© JUNGE FREIHEIT Verlag GmbH & Co.  www.jungefreiheit.de    21/00 19. Mai 2000

 
Um Millimeter abgewichen
PDS-Abgeordnete befürwortet Entschädigungen für Enteignungsopfer
Moritz Schwarz

Die durch ihre Anfrage im Bundestag zu den Enteignungen in der Sowjetischen Besatzungszone (SBZ) zwischen 1945 und 1949 in die Medien gerückte PDS-Abgeordnete Christine Ostrowski (JF berichtete) hat die als spektakuläre Abkehr von der Parteilinie dargestellten Vorgänge relativiert.

Frau Ostrowski wollte von der Bundesregierung wissen, wie diese gegenüber zu Unrecht Enteigneten stehe, die im Gegensatz zu einigen anderen Enteigneten nur entschädigt worden sind, statt ihr Eigentum zurückzuerhalten. Und was einer Rückgabe in den Fällen, in denen die Bundesrepublik mittlerweile Eigentümerin der Grundstücke ist, entgegenstehe.

Darauf hat die Bundesregierung inzwischen mit Verweis auf die bekannten Tatsachen geantwortet: Eine Rückgabe müsse mit verschiedenen politischen Bedingungen vereinbar sein, die in vielen Fällen eben nicht erfüllt seien. Ein Verzicht auf Rückgabe inzwischen in Bundeseigentum befindlicher Grundstücke sei überdies aufgrund der Regelungen im Einigungsvertrag von 1990 rechtens.

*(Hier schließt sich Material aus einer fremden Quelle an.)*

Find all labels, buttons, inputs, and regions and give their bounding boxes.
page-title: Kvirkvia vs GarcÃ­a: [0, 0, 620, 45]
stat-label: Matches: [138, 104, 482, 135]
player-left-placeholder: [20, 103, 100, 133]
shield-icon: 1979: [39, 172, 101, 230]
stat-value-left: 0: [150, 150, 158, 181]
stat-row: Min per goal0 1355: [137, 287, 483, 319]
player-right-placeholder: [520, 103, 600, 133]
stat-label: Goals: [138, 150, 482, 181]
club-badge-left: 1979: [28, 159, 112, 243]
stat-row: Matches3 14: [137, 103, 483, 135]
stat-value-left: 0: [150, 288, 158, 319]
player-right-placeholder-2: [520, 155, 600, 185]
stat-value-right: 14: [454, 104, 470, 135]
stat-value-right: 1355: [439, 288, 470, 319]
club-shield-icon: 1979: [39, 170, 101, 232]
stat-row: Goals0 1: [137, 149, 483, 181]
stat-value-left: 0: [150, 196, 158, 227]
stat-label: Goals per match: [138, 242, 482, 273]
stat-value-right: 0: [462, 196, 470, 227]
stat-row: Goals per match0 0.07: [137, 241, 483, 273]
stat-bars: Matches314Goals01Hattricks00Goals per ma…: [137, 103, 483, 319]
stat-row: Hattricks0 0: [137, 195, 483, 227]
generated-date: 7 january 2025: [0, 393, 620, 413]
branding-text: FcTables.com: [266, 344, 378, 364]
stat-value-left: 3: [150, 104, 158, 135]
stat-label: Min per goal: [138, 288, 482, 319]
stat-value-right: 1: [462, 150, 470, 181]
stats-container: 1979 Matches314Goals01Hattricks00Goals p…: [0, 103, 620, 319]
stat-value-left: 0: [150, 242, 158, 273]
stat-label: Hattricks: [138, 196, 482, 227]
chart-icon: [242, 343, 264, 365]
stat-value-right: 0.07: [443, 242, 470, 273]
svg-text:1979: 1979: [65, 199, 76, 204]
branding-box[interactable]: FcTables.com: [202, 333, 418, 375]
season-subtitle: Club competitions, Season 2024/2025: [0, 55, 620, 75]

Dabei könnte es sich allerdings um sehr fragwürdige Ausreden handeln, hängt diese Argumentation doch davon ab, wer solche Bedingungen für die Rückgabe definiert und auf wessen Initiative hin vor zehn Jahren die entsprechenden Regelungen in den Einigungsvertag aufgenommen worden sind? Die Antwort lautet vermutlich in beiden Fällen: die (damalige) Bundesregierung.

Daß sich eine Institution auf Zwänge hinausredet, die sie selbst über sich verhängt hat, hat inzwischen offenbar auch Frau Ostrowskis staatspolitisches Gewissen aktiviert. Im Gegensatz zur übrigen PDS, die mit Ungerechtigkeiten offenbar kein Problem hat, wenn sie sich mit den eigenen politischen Anschauungen nur decken, bestätigte Christine Ostrowski in einem Interview mit der Sächsichen Zeitung aus Dresden, daß es ihr um Recht für "unrechtmäßige Enteignungen" gehe.

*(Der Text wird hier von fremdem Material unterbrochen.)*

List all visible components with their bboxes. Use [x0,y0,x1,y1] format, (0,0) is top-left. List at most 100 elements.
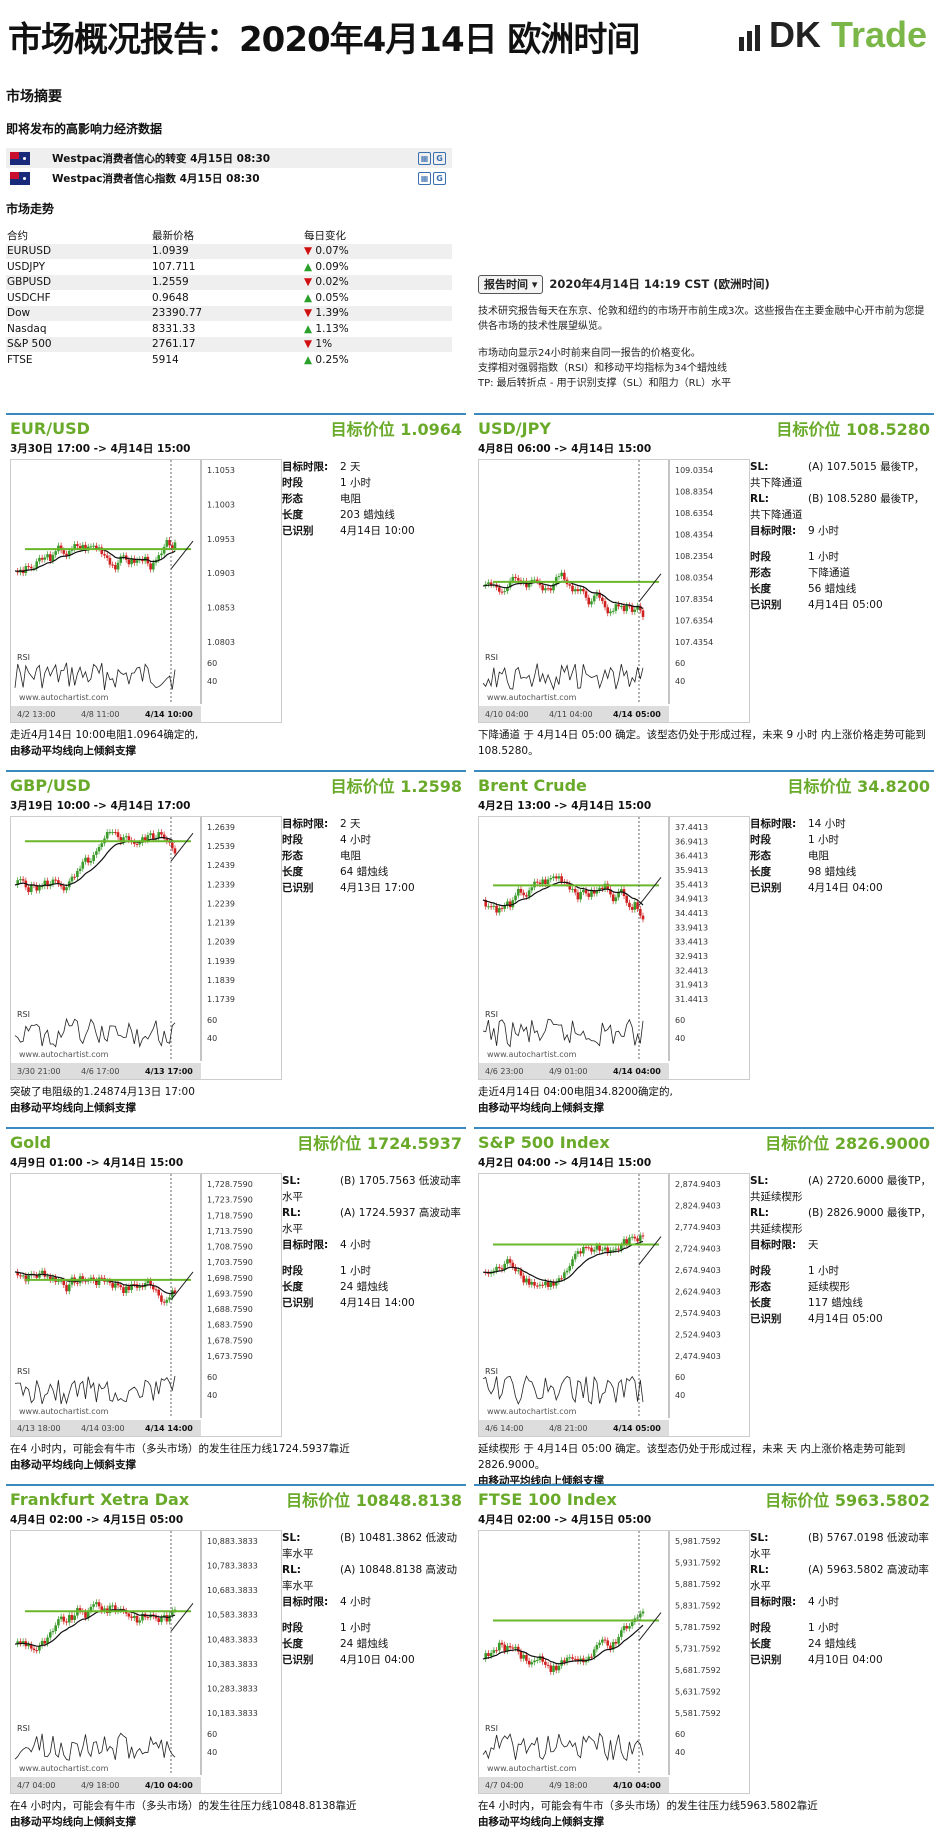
price-chart[interactable]: 1.2639 1.2539 1.2439 1.2339 1.2239 1.2139 1.20… [10,816,282,1080]
event-text: Westpac消费者信心指数 4月15日 08:30 [52,172,260,185]
y-tick-label: 1.2139 [207,919,235,928]
dk-trade-logo[interactable]: DK Trade [738,14,927,56]
google-calendar-icon[interactable]: G [433,171,446,185]
instrument-name[interactable]: Gold [10,1132,52,1152]
rsi-tick-label: 60 [675,1730,685,1739]
forecast-arrow [638,1236,662,1265]
rsi-tick-label: 60 [207,1730,217,1739]
info-line: 时段 1 小时 [750,1622,840,1634]
instrument-name[interactable]: GBP/USD [10,775,91,795]
rsi-line [14,662,176,690]
y-tick-label: 10,583.3833 [207,1611,258,1620]
panel-summary: 在4 小时内，可能会有牛市（多头市场）的发生往压力线5963.5802靠近 由移动… [478,1800,818,1828]
chart-svg: 1,728.7590 1,723.7590 1,718.7590 1,713.7590… [11,1174,253,1436]
x-tick-label: 4/14 05:00 [613,710,661,719]
y-tick-label: 2,674.9403 [675,1266,721,1275]
x-axis-band [479,1420,669,1436]
y-tick-label: 1,693.7590 [207,1289,253,1298]
price-chart[interactable]: 1,728.7590 1,723.7590 1,718.7590 1,713.7590… [10,1173,282,1437]
up-arrow-icon: ▲ [304,322,313,335]
y-tick-label: 1.0903 [207,569,235,578]
x-tick-label: 4/11 04:00 [549,710,593,719]
y-tick-label: 37.4413 [675,823,708,832]
x-tick-label: 4/6 14:00 [485,1424,523,1433]
col-contract: 合约 [7,230,28,243]
rsi-tick-label: 40 [675,1034,685,1043]
rsi-tick-label: 40 [207,1748,217,1757]
report-desc-4: TP: 最后转折点 - 用于识别支撑（SL）和阻力（RL）水平 [478,378,732,389]
instrument-name[interactable]: S&P 500 Index [478,1132,610,1152]
price-chart[interactable]: 109.0354 108.8354 108.6354 108.4354 108.2354… [478,459,750,723]
y-tick-label: 5,981.7592 [675,1537,721,1546]
instrument-panel: EUR/USD 目标价位 1.0964 3月30日 17:00 -> 4月14日 1… [6,413,466,773]
google-calendar-icon[interactable]: G [433,151,446,165]
instrument-panel: Frankfurt Xetra Dax 目标价位 10848.8138 4月4日 0… [6,1484,466,1844]
target-price: 目标价位 1.2598 [330,777,462,796]
down-arrow-icon: ▼ [304,338,313,351]
instrument-name[interactable]: Brent Crude [478,775,587,795]
y-tick-label: 31.4413 [675,995,708,1004]
report-desc-1: 技术研究报告每天在东京、伦敦和纽约的市场开市前生成3次。这些报告在主要金融中心开… [478,306,925,332]
down-arrow-icon: ▼ [304,307,313,320]
forecast-arrow [170,1602,194,1632]
rsi-line [482,1732,644,1762]
forecast-arrow [638,877,662,906]
x-tick-label: 4/6 17:00 [81,1067,119,1076]
rsi-line [14,1732,176,1761]
rsi-label: RSI [485,1367,498,1376]
y-tick-label: 108.4354 [675,531,713,540]
y-tick-label: 1,723.7590 [207,1196,253,1205]
rsi-tick-label: 60 [675,1016,685,1025]
panel-summary: 走近4月14日 10:00电阻1.0964确定的, 由移动平均线向上倾斜支撑 [10,729,199,757]
y-tick-label: 1.2539 [207,842,235,851]
calendar-icon[interactable]: ▦ [418,151,431,165]
y-tick-label: 1.1739 [207,995,235,1004]
info-line: SL: (B) 1705.7563 低波动率水平 [282,1175,461,1203]
x-tick-label: 4/8 11:00 [81,710,119,719]
y-tick-label: 5,581.7592 [675,1709,721,1718]
info-line: 已识别 4月14日 10:00 [282,525,415,537]
instrument-name[interactable]: Frankfurt Xetra Dax [10,1489,190,1509]
y-tick-label: 10,183.3833 [207,1709,258,1718]
date-range: 4月9日 01:00 -> 4月14日 15:00 [10,1157,184,1169]
forecast-arrow [170,832,194,862]
y-tick-label: 36.4413 [675,852,708,861]
panel-summary: 突破了电阻级的1.24874月13日 17:00 由移动平均线向上倾斜支撑 [10,1086,195,1114]
instrument-name[interactable]: USD/JPY [478,418,551,438]
y-tick-label: 5,731.7592 [675,1645,721,1654]
daily-change: ▲ 0.25% [304,353,349,366]
y-tick-label: 32.4413 [675,966,708,975]
rsi-line [482,1375,644,1405]
price-chart[interactable]: 2,874.9403 2,824.9403 2,774.9403 2,724.9403… [478,1173,750,1437]
daily-change: ▲ 1.13% [304,322,349,335]
y-tick-label: 10,383.3833 [207,1660,258,1669]
y-tick-label: 5,931.7592 [675,1559,721,1568]
market-row: USDJPY 107.711 ▲ 0.09% [6,259,452,275]
instrument-name[interactable]: EUR/USD [10,418,90,438]
instrument-panel: Brent Crude 目标价位 34.8200 4月2日 13:00 -> 4月1… [474,770,934,1130]
price-chart[interactable]: 1.1053 1.1003 1.0953 1.0903 1.0853 1.0803 RSI 6… [10,459,282,723]
y-tick-label: 1.0803 [207,638,235,647]
rsi-label: RSI [17,1724,30,1733]
moving-average-line [14,836,176,887]
instrument-name[interactable]: FTSE 100 Index [478,1489,617,1509]
calendar-icon[interactable]: ▦ [418,171,431,185]
price-chart[interactable]: 37.4413 36.9413 36.4413 35.9413 35.4413 34.94… [478,816,750,1080]
y-tick-label: 1.1939 [207,957,235,966]
x-tick-label: 4/9 18:00 [549,1781,587,1790]
last-price: 2761.17 [152,338,196,351]
price-chart[interactable]: 10,883.3833 10,783.3833 10,683.3833 10,583.… [10,1530,282,1794]
rsi-line [482,663,644,691]
y-tick-label: 1,708.7590 [207,1243,253,1252]
info-line: 时段 1 小时 [282,1265,372,1277]
y-tick-label: 32.9413 [675,952,708,961]
panel-summary: 下降通道 于 4月14日 05:00 确定。该型态仍处于形成过程，未来 9 小时… [478,729,926,757]
down-arrow-icon: ▼ [304,245,313,258]
report-time-dropdown[interactable]: 报告时间 ▾ [478,275,544,294]
rsi-label: RSI [17,653,30,662]
info-line: 长度 117 蜡烛线 [750,1297,863,1309]
last-price: 1.0939 [152,245,189,258]
price-chart[interactable]: 5,981.7592 5,931.7592 5,881.7592 5,831.7592… [478,1530,750,1794]
watermark: www.autochartist.com [19,1764,109,1773]
x-tick-label: 4/6 23:00 [485,1067,523,1076]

Für diese unbestechliche Sichtweise ist sie offenbar unter erheblichen Druck in ihrer Partei geraten. Tatsächlich hat die Dresdner Abgeordnete nun selbst in einer schriftlichen Stellungnahme ihres Büros festgestellt, daß sie die Darstellung ihrer Aktivitäten in der Welt als eine Abweichung von der Parteilinie "mit einigem Erstaunen" gelesen habe. Und erklärt im Anschluß, sie sehe "keinen Konflikt mit meiner Partei, die eine Revision von Enteignungen ablehnt", habe weiterhin "keine Forderung nach Einzelfallprüfung erhoben" und schon gar nicht "nach einer Rückgabe", da dies neues Unrecht zur Folge hätte. Auch in besagtem Interview mit der Sächsischen Zeitung bekräftigt sie die Übereinstimmung mit der offiziellen PDS-Position.

Ihre schriftliche Verlautbarung schließt aber dann doch damit, es gehe ihr in diesen Fällen um "eine Form der Entschädigung", um die sich "die Bundesregierung bislang ebenfalls herumdrückt." Damit verläßt Frau Ostrowski formal tatsächlich nicht die PDS-Linie, gibt aber jenes moralisches Empfinden zu verstehen, das sie in Gegensatz zu ihren Genossen gebracht hat.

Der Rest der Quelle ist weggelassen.